In Indiana, those unable to afford monthly premiums are likely not able to afford co-pays they would then have to pay at doctors’ visits. Some will respond by making fewer preventive care appointments and waiting longer to seek care for potentially serious conditions, leading to poorer health outcomes. The more limited coverage of those who can’t afford premiums includes the loss of vision and dental coverage, which means additional health problems can go untreated. Having to provide transportation for doctors’ appointments would also be a significant challenge for some.
According to an extensive body of research, premiums create a barrier for health coverage for many low-income individuals — especially those below the poverty line. For instance, Oregon received approval in 2003 to increase the premiums it charged participants in its Medicaid waiver program and also impose a six month lock-out period for non-payment of premiums; a study found that following these changes, enrollment in the program dropped by almost half. Similar effects occurred with programs in Utah, Washington and Wisconsin.

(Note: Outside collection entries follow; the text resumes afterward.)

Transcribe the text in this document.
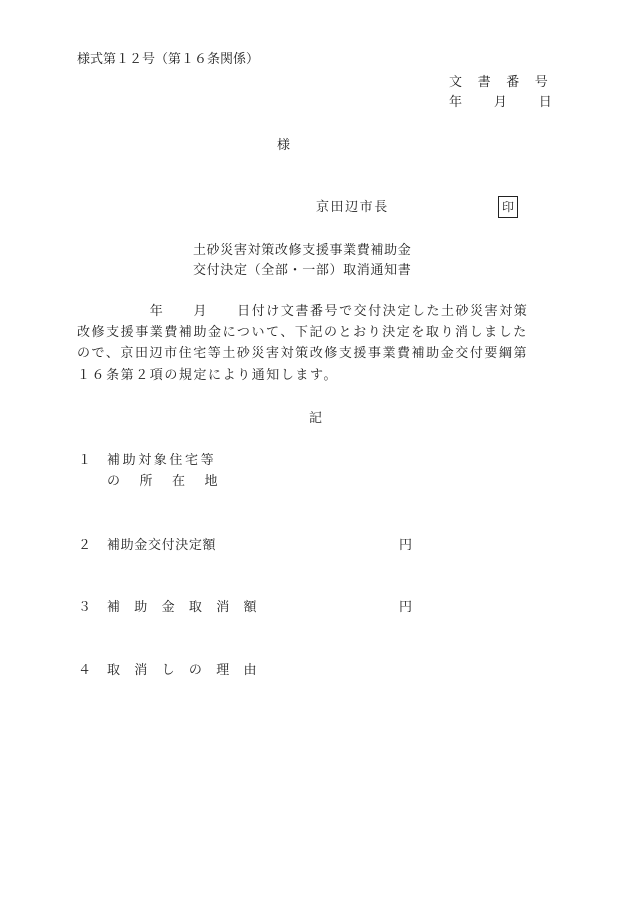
様式第１２号（第１６条関係）
文　書　番　号
年　　月　　日
様
京田辺市長	印
土砂災害対策改修支援事業費補助金
交付決定（全部・一部）取消通知書
　　　　　年　　月　　日付け文書番号で交付決定した土砂災害対策
改修支援事業費補助金について、下記のとおり決定を取り消しました
ので、京田辺市住宅等土砂災害対策改修支援事業費補助金交付要綱第
１６条第２項の規定により通知します。
記
１ 補助対象住宅等
の　所　在　地
２ 補助金交付決定額	円
３ 補　助　金　取　消　額	円
４ 取　消　し　の　理　由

It is likely that imposing premiums on beneficiaries would lead to fewer low-income Kentuckians enrolling in health coverage at all. The HIP 2.0 model may be even more expensive for some than buying health insurance coverage with the help of tax credits through Kynect, the health insurance marketplace. Meanwhile, given the modest cost-sharing amounts involved, the administrative cost of collecting premiums and co-payments may end up approaching or exceeding the amount collected. Additionally, if drops in preventive care occurred the state would miss out on related health care cost savings due to unmanaged health conditions.
Through the Medicaid expansion and Kynect, Kentucky has made tremendous progress in reducing the number of uninsured and providing greater access to preventive care that can improve health outcomes down the road while providing economic benefits to the state. Before seriously considering an alternative model for Medicaid expansion, Kentucky should closely watch the impact in states like Indiana. Given Kentucky’s success so far, a new model would have a lot to prove.